Almost 15 years to the day it first took its steps on Mars, the rover Opportunity is being declared dead.

NASA made one last call Wednesday morning to the rover and the result appears to be the same as the 835 calls that preceded it: silence.

A global dust storm struck Mars last June and that was the last anyone heard from the rover, which has been quietly doing its thing on that planet while we've been busy destroying ours.

The odometer on the rover hasn't budged since summer: 28.06 miles.

Eulogies for Opportunity will be delivered by NASA during a 1 p.m. (CT) news conference.

People, at NASA's urging, have been posting postcards to the fallen rover, one of two that landed the same month in January 2004.

rover_postcards

Like its sister Spirit, Opportunity outlasted its plan 90-day mission. Spirit lasted for six months before it got stuck on a rock. Opportunity pressed on and found evidence of past water and evidence of a potentially habitable past.
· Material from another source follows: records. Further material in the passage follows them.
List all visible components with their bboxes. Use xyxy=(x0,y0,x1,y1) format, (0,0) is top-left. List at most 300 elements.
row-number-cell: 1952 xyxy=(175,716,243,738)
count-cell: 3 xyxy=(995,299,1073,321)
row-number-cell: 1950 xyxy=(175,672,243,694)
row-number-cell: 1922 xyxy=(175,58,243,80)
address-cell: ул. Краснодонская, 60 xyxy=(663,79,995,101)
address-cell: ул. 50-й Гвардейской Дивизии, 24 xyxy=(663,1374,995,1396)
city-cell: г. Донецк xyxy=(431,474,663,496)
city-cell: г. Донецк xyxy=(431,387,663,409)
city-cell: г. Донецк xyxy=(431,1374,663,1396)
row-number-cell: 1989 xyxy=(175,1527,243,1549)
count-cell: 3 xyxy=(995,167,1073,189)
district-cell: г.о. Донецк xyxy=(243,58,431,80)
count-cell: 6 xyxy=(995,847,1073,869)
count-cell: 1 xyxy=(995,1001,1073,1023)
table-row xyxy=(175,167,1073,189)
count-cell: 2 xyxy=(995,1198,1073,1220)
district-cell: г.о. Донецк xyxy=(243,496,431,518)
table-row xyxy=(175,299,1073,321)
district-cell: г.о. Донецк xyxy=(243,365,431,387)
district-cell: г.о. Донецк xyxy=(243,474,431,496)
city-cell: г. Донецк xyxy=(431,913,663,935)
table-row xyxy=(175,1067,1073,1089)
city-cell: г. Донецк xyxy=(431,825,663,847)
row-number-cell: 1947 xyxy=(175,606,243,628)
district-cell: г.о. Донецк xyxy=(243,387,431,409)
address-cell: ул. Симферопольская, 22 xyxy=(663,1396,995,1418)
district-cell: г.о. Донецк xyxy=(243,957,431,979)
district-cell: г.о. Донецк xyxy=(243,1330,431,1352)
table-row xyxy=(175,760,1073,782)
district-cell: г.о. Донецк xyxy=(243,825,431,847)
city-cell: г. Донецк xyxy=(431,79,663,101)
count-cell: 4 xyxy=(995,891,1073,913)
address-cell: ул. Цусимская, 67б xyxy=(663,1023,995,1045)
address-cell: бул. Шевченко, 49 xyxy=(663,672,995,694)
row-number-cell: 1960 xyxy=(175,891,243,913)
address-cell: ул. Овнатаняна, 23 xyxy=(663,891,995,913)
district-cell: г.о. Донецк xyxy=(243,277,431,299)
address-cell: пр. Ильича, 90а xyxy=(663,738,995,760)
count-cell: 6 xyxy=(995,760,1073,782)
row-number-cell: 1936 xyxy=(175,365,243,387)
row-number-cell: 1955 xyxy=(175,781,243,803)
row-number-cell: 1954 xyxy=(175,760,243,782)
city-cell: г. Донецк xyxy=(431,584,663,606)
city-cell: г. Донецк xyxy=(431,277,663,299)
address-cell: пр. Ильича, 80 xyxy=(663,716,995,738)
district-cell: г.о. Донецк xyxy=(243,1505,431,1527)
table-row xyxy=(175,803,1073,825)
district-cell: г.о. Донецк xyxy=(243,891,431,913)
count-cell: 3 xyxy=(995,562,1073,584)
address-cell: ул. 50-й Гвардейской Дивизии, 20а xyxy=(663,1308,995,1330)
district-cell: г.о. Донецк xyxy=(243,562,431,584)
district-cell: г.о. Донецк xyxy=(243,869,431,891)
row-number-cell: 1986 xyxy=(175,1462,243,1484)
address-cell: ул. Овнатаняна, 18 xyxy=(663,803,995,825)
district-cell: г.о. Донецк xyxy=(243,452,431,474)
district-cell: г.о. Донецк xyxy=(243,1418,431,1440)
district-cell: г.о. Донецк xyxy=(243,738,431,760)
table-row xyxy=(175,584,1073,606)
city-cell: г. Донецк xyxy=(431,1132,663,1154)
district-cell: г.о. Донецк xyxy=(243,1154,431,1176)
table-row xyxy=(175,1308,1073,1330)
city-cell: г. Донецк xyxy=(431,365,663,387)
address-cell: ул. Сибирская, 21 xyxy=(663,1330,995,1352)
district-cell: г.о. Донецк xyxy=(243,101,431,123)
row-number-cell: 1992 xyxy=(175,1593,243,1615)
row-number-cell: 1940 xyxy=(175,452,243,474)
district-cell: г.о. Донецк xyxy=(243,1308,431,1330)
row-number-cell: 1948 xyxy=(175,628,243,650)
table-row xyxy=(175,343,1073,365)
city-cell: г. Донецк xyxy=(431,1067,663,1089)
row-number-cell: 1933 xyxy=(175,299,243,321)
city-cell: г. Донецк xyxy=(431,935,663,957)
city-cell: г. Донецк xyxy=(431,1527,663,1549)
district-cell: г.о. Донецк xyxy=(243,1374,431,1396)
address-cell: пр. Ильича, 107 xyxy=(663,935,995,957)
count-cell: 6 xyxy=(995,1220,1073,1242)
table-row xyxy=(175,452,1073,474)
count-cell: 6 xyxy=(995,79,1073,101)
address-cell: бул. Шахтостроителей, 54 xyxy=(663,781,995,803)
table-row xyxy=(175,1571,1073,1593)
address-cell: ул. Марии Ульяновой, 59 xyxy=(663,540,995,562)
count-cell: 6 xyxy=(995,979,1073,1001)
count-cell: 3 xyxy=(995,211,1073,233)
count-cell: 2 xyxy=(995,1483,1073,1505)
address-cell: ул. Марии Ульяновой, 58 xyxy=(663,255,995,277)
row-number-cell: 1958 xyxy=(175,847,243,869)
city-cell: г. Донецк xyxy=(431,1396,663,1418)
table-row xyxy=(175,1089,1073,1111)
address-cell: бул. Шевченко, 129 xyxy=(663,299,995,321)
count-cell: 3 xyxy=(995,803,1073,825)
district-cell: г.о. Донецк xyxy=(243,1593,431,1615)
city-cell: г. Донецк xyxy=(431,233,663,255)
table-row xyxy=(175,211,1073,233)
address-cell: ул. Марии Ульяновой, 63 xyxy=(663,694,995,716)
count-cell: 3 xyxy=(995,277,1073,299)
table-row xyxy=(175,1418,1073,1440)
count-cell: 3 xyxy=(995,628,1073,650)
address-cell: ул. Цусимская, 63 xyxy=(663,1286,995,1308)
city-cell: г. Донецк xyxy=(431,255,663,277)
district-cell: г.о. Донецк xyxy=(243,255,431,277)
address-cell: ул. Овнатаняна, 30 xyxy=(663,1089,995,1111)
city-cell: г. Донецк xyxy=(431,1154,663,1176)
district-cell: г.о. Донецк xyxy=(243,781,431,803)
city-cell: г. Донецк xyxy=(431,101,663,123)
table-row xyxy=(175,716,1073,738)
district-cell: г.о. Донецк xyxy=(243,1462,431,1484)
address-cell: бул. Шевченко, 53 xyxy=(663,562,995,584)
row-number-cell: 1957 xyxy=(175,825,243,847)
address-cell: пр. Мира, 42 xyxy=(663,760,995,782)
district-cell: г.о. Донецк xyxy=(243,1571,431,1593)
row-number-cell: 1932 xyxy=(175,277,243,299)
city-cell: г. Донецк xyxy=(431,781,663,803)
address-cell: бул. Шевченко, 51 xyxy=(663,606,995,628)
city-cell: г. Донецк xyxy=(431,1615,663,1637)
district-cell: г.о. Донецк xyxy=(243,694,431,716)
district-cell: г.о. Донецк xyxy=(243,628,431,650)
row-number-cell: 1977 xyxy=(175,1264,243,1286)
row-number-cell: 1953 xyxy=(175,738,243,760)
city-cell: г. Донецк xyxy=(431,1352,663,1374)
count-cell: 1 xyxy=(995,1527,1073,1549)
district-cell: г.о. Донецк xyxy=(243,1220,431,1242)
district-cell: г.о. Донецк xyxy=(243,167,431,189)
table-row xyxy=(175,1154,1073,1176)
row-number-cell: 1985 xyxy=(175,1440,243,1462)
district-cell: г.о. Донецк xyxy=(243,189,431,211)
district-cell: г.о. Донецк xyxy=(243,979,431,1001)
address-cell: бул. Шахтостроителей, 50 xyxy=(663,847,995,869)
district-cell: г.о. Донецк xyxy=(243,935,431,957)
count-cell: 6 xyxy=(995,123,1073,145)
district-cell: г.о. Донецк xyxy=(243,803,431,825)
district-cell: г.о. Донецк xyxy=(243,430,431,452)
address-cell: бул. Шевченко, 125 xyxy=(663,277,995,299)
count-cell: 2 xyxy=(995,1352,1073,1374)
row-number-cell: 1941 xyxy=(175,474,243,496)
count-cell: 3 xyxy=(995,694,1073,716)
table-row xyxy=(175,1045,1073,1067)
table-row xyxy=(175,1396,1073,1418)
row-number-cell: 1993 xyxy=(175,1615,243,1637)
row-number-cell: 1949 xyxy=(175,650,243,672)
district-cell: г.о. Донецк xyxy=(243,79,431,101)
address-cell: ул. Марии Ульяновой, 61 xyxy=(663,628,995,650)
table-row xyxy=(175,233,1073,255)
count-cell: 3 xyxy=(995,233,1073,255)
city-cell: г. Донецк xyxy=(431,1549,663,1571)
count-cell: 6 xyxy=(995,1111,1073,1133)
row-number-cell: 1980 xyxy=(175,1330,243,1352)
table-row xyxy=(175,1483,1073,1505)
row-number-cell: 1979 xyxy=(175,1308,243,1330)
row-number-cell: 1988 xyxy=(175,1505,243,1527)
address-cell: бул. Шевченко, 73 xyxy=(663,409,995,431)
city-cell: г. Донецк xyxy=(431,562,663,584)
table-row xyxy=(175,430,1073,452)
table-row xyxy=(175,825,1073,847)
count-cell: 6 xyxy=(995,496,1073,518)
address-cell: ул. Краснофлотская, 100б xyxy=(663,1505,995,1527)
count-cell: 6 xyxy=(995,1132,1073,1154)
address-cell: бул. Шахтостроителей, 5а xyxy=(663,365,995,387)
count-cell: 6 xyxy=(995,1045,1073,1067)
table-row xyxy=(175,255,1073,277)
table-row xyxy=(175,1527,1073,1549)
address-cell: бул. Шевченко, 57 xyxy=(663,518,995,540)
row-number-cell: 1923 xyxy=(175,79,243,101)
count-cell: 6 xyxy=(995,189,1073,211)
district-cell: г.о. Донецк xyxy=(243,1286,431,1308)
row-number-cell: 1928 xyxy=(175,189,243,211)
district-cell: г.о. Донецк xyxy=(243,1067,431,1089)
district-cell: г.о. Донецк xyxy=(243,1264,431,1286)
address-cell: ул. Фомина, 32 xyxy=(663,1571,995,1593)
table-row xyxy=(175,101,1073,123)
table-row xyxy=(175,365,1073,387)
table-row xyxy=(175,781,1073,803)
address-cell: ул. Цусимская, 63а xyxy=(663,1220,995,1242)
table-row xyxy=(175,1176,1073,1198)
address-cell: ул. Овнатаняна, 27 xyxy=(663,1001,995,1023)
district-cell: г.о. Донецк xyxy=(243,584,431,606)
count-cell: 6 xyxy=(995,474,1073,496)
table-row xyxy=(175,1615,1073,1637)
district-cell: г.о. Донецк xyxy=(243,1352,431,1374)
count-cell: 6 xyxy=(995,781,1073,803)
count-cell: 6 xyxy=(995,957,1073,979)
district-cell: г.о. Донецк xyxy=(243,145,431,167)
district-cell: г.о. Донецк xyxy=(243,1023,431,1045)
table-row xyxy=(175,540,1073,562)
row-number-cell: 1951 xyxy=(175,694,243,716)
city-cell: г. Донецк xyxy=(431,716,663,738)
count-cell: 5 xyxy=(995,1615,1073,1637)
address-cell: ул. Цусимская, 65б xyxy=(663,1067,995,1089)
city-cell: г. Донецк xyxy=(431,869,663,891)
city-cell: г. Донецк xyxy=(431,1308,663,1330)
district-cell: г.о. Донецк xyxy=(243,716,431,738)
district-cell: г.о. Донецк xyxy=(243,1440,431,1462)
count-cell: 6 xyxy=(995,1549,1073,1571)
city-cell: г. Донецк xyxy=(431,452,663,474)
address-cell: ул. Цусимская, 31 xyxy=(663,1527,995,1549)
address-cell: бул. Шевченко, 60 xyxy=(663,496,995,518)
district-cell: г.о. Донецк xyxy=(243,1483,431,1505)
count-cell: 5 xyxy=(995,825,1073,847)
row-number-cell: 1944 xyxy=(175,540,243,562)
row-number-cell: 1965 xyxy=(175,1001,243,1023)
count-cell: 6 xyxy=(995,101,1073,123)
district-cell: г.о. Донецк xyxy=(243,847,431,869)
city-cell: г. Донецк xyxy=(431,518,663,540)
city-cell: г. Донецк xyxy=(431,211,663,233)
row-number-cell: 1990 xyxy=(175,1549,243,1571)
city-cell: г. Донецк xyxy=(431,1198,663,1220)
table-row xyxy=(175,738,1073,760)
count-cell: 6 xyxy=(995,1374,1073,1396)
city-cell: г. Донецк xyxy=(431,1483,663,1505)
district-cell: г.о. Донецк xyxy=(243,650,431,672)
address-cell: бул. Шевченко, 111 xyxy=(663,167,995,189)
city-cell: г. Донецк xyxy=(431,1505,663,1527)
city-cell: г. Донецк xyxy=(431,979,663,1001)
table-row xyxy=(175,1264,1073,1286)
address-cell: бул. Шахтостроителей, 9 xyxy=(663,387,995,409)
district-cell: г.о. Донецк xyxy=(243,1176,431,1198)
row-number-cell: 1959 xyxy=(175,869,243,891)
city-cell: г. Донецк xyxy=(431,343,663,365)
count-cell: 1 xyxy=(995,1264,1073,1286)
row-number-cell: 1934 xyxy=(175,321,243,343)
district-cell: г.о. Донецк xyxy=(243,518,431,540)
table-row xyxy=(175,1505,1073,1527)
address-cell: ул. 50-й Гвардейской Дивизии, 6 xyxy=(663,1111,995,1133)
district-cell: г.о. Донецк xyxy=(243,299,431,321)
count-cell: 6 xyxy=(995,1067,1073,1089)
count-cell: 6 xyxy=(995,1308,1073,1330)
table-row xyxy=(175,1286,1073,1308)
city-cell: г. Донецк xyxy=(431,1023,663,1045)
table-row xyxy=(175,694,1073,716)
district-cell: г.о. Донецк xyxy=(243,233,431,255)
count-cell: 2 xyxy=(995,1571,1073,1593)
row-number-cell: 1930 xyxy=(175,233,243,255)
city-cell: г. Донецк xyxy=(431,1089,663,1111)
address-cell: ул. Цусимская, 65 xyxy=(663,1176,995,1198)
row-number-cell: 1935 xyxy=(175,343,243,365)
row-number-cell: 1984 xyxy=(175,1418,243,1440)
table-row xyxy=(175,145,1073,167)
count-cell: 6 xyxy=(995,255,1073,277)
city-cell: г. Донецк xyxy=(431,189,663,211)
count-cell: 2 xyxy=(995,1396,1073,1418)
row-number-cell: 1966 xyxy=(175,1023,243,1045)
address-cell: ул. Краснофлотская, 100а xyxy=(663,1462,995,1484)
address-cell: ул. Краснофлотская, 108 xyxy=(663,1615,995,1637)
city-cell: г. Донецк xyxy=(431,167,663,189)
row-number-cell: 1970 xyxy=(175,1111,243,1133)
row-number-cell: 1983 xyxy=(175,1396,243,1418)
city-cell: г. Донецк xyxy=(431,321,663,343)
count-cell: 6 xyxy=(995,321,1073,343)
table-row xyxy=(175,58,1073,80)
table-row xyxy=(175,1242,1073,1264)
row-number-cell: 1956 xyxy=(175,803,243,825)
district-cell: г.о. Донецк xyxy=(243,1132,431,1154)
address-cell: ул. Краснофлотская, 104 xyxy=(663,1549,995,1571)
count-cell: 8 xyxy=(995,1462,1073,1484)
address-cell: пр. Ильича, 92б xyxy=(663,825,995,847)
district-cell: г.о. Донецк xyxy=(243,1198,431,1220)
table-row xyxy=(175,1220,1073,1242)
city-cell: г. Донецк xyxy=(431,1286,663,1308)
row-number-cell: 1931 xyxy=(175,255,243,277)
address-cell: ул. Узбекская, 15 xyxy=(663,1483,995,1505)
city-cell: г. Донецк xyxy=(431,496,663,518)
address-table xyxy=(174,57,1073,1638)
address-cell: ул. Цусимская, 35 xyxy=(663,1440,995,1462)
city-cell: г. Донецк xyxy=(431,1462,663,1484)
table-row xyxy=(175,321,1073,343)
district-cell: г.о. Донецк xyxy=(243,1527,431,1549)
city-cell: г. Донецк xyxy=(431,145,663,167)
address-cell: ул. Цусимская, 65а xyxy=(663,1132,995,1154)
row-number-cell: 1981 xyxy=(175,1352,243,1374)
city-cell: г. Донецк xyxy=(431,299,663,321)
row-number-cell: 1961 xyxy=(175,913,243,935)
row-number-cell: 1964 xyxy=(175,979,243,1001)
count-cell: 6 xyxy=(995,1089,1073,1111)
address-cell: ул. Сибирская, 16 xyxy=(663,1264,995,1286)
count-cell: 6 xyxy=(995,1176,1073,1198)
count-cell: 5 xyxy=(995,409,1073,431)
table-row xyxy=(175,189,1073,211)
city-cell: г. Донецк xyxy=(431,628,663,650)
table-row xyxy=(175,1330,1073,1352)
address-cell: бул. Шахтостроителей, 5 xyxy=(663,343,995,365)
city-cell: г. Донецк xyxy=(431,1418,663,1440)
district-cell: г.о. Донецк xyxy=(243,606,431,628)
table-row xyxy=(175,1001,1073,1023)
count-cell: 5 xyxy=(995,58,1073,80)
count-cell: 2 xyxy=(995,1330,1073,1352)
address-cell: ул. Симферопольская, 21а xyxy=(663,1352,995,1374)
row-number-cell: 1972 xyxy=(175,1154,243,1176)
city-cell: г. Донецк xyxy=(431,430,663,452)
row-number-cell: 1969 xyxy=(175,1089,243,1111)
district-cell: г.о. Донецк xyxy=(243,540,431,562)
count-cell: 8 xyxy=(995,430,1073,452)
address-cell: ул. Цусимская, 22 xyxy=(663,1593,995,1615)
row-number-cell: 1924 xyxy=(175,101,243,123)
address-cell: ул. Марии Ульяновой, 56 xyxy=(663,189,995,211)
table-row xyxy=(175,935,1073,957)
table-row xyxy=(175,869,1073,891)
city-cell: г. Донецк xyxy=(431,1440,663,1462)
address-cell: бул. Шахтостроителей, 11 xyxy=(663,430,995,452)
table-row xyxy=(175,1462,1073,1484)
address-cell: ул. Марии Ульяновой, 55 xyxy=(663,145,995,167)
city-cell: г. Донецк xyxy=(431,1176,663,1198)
“The water story just kept getting more and more interesting,” former Opportunity flight director Mike Seibert tells New Scientist. “Everything we take for granted about that planet basically changed in 2004.”

“If a spacecraft functions for 15 years and dies in one of the biggest dust storms Mars has seen in decades, that’s an honorable death,” says Steve Squyres, the lead scientist for Spirit and Opportunity.